The Magic of Bridwell (7:11) talks about author Norman Bridwell and his creation, Clifford. We hear straight from Norman here (who actually passed away at age 86 in 2014), who talks about creating Clifford in 1963 and how difficult it was to get his stories published back then. (We even learn why Clifford is red!)
Tips & Tricks for Taking Care of a 10 Foot Dog (2:28) is a cute little featurette that uses scenes from the film to illustrate ways of taking care of a dog as big as Clifford.
Deleted Scenes – There are 4 short deleted scenes with no “Play All” feature. “Dr. Russ” (0:17) is a tiny extra moment with the vet where Casey suggests leaving Clifford with him. “Searching for Bridwell” (0:57) shows them leaving the vet and trying to hide Clifford under a tarp while they walk down the street. Finally, “Animal Blessings” (1:35) shows the trio bringing Clifford into a church where a priest is blessing animals. It’s here where they learn that Bridwell was in the hospital. Overall, these scenes don’t add much to the story, and I see why they were omitted. Also, the animation for Clifford is unfinished, so you can sometimes see the big red puppet behind the animation.

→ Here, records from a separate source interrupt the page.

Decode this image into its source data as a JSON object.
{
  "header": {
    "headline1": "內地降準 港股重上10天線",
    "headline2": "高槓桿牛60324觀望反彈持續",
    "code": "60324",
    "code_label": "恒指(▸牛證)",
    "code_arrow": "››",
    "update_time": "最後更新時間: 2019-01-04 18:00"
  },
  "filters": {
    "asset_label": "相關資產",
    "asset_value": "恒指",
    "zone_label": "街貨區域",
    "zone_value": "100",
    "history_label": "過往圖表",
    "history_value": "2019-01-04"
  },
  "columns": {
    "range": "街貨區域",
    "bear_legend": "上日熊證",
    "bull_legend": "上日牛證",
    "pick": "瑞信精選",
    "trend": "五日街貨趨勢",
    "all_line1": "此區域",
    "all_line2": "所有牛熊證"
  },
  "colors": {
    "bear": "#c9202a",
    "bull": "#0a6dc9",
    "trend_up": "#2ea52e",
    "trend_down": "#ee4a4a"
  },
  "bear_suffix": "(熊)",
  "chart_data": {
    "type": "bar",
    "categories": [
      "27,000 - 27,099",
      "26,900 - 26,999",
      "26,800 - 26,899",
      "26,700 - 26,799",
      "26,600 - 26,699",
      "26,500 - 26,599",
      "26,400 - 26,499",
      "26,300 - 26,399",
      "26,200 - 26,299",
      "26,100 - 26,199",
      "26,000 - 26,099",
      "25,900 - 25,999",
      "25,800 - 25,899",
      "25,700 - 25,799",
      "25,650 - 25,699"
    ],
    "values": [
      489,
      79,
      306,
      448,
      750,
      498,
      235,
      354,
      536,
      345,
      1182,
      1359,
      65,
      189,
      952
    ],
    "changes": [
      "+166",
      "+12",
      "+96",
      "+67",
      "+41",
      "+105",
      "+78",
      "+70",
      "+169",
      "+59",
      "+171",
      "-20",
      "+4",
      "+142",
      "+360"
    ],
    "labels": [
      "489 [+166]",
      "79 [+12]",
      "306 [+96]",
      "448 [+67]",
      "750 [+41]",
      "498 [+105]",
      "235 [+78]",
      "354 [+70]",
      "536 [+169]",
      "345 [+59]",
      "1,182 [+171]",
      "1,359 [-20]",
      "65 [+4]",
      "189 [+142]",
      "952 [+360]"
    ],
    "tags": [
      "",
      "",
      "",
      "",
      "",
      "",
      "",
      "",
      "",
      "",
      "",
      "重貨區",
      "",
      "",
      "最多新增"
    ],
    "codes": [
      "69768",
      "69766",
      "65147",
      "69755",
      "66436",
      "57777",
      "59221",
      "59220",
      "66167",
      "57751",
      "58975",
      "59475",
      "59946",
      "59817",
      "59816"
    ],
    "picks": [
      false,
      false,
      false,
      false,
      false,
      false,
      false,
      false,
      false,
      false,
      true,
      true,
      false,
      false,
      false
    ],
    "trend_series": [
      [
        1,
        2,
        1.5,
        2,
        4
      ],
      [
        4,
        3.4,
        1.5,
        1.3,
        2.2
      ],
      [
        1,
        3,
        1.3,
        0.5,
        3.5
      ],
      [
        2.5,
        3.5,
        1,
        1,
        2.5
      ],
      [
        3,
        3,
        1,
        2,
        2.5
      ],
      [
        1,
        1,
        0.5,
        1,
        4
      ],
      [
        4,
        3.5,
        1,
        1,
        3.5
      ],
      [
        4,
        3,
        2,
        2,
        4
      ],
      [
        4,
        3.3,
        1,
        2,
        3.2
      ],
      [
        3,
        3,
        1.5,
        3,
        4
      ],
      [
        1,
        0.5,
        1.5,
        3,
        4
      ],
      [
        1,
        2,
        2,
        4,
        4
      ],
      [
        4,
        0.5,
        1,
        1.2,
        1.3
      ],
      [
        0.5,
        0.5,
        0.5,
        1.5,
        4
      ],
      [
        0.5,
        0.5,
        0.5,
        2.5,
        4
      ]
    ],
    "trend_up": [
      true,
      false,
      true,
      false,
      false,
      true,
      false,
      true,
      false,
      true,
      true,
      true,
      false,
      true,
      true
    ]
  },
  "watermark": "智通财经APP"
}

– John DiBiase, (reviewed: 12/23/21)
Parental Guide: Content Summary
Sex/Nudity: We see a little of Packard’s butt crack when he bends over to check out the plumbing in Emily’s home. Clifford then leans in to sniff it; Owen lifts up his little dog toward Clifford’s butt so he can sniff it (as dogs do); When Casey goes to a job interview, he uses hand sanitizer on his clothes to freshen up. He then takes a handful and looks down at his pants and considers putting it down inside (even pulling his pants open a little), but decides not to.
Vulgarity/Language: 1 incomplete “Kiss my–“, 1 “sucks,” 1 “Oh my G-d,” 1 “Oh G-d,” 1 “Oh L-rd,” 1 “bullocks,” 1 “bloody”

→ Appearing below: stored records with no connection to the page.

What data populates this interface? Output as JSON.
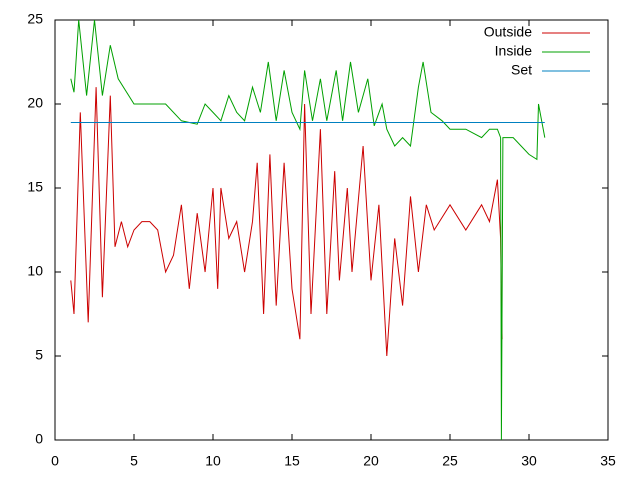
{
  "chart_data": {
    "type": "line",
    "xlim": [
      0,
      35
    ],
    "xticks": [
      0,
      5,
      10,
      15,
      20,
      25,
      30,
      35
    ],
    "ylim": [
      0,
      25
    ],
    "yticks": [
      0,
      5,
      10,
      15,
      20,
      25
    ],
    "legend": "top-right",
    "series": [
      {
        "name": "Outside",
        "color": "#cc0000",
        "x": [
          1,
          1.2,
          1.6,
          2.1,
          2.6,
          3,
          3.5,
          3.8,
          4.2,
          4.6,
          5,
          5.5,
          6,
          6.5,
          7,
          7.5,
          8,
          8.5,
          9,
          9.5,
          10,
          10.3,
          10.5,
          11,
          11.5,
          12,
          12.5,
          12.8,
          13.2,
          13.6,
          14,
          14.5,
          15,
          15.5,
          15.8,
          16.2,
          16.8,
          17.2,
          17.7,
          18,
          18.5,
          18.8,
          19.5,
          20,
          20.5,
          21,
          21.5,
          22,
          22.5,
          23,
          23.5,
          24,
          25,
          26,
          27,
          27.5,
          28,
          28.2,
          28.3
        ],
        "values": [
          9.5,
          7.5,
          19.5,
          7,
          21,
          8.5,
          20.5,
          11.5,
          13,
          11.5,
          12.5,
          13,
          13,
          12.5,
          10,
          11,
          14,
          9,
          13.5,
          10,
          15,
          9,
          15,
          12,
          13,
          10,
          13,
          16.5,
          7.5,
          17,
          8,
          16.5,
          9,
          6,
          20,
          7.5,
          18.5,
          7.5,
          16,
          9.5,
          15,
          10,
          17.5,
          9.5,
          14,
          5,
          12,
          8,
          14.5,
          10,
          14,
          12.5,
          14,
          12.5,
          14,
          13,
          15.5,
          12,
          6
        ]
      },
      {
        "name": "Inside",
        "color": "#00a000",
        "x": [
          1,
          1.2,
          1.5,
          2,
          2.5,
          3,
          3.5,
          4,
          5,
          6,
          7,
          8,
          9,
          9.5,
          10,
          10.5,
          11,
          11.5,
          12,
          12.5,
          13,
          13.5,
          14,
          14.5,
          15,
          15.5,
          15.8,
          16.3,
          16.8,
          17.2,
          17.8,
          18.2,
          18.7,
          19.2,
          19.8,
          20.2,
          20.7,
          21,
          21.5,
          22,
          22.5,
          23,
          23.3,
          23.8,
          24.5,
          25,
          26,
          27,
          27.5,
          28,
          28.2,
          28.25,
          28.35,
          29,
          30,
          30.5,
          30.6,
          31
        ],
        "values": [
          21.5,
          20.7,
          25,
          20.5,
          25,
          20.5,
          23.5,
          21.5,
          20,
          20,
          20,
          19,
          18.8,
          20,
          19.5,
          19,
          20.5,
          19.5,
          19,
          21,
          19.5,
          22.5,
          19,
          22,
          19.5,
          18.5,
          22,
          19,
          21.5,
          19,
          22,
          19,
          22.5,
          19.5,
          21.5,
          18.7,
          20,
          18.5,
          17.5,
          18,
          17.5,
          21,
          22.5,
          19.5,
          19,
          18.5,
          18.5,
          18,
          18.5,
          18.5,
          18,
          0,
          18,
          18,
          17,
          16.7,
          20,
          18
        ]
      },
      {
        "name": "Set",
        "color": "#0080c0",
        "x": [
          1,
          31
        ],
        "values": [
          18.9,
          18.9
        ]
      }
    ]
  }
}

Blood/Gore: A man who works in a deli is mentioned to have lost his hand in a meat grinder. We then see him hold up a prosthetic hand (played for laughs).

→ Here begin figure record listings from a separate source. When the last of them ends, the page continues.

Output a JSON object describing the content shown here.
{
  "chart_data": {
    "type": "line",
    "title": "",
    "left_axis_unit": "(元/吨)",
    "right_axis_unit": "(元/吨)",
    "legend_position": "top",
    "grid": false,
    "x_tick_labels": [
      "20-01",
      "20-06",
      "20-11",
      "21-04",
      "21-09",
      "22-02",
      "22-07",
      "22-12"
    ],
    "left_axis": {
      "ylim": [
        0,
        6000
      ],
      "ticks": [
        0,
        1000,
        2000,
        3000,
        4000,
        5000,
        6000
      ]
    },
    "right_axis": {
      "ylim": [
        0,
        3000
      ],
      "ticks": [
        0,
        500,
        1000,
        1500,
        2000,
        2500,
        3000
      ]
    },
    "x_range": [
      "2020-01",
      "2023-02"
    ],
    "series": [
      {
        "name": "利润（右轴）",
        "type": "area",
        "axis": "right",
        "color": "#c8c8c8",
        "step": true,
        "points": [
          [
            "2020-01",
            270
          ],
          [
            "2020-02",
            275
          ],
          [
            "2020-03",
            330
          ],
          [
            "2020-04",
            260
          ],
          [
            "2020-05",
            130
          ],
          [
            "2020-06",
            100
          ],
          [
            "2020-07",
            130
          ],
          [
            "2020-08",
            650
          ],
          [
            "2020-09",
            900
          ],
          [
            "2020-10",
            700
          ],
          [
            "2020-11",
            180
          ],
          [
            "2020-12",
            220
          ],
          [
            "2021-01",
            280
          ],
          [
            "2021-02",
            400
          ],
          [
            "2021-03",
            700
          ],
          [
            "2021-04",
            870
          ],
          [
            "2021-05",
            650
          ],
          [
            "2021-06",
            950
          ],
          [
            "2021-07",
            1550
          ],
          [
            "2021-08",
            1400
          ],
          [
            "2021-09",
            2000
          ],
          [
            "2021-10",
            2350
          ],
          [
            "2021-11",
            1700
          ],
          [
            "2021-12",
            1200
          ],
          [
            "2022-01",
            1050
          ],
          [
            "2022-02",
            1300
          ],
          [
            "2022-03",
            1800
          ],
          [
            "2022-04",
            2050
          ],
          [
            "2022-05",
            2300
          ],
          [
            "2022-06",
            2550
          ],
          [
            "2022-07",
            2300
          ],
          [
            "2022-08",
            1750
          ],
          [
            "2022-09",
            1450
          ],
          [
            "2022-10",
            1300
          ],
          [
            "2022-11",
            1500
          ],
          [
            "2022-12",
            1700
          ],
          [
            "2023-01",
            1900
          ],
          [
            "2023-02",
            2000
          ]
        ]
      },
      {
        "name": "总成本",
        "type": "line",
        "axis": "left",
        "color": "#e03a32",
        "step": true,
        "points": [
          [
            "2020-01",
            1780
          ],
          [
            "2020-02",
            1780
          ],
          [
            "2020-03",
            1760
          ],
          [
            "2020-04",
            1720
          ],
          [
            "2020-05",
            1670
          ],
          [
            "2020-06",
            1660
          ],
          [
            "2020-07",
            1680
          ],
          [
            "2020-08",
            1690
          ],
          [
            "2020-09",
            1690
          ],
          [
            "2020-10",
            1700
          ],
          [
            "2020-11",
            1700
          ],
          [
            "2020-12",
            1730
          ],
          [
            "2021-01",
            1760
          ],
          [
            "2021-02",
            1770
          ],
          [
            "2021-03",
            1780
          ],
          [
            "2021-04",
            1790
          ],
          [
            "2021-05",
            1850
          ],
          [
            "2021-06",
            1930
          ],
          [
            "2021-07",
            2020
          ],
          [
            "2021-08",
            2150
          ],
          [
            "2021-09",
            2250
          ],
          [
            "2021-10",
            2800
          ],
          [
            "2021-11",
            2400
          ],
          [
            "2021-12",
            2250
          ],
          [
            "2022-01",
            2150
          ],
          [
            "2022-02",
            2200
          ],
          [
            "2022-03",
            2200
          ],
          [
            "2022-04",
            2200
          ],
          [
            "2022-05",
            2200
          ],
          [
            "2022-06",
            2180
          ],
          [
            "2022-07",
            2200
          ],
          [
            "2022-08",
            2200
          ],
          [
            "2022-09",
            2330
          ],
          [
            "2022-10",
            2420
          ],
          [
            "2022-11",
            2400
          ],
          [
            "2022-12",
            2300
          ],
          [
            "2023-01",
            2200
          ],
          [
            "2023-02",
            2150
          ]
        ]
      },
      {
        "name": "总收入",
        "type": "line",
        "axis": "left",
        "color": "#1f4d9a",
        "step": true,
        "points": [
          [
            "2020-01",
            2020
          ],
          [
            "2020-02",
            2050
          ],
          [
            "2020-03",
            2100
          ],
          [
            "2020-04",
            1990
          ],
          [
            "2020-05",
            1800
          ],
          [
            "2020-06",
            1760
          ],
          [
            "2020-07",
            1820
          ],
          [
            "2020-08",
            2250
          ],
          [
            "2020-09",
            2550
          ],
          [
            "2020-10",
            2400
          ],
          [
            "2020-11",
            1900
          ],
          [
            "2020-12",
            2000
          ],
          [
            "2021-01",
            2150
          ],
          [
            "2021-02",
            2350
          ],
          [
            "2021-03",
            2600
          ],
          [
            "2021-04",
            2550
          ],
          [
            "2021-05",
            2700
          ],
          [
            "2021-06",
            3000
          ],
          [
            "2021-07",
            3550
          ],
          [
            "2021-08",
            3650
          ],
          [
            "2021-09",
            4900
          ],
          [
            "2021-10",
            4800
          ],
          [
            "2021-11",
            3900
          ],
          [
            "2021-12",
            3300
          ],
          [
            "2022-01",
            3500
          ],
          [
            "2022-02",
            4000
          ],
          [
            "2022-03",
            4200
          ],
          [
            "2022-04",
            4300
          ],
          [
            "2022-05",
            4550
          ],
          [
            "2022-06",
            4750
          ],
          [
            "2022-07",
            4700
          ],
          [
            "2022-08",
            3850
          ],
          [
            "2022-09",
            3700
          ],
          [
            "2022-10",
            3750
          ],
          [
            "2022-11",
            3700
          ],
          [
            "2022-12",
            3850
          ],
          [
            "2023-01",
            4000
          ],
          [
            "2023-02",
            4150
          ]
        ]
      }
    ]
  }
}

Violence: A man who works in a deli is mentioned to have lost his hand in a meat grinder. We then see him hold up a prosthetic hand (played for laughs); We see an angry sheep which rams the inside of the glass case it’s in; Clifford causes some destruction accidentally because of his size. A couple times he causes characters to be thrown around a room or crash into things, but it’s accidental and played for laughs; There’s a fight scene inside a deli where characters use things like ketchup bottles, flour, bags of chips and other food items to fight each other; A man falls off a high building’s roof but Clifford catches him, saving his life; Clifford is injected with an electronic ownership tag using an injection gun; and other comedic violence.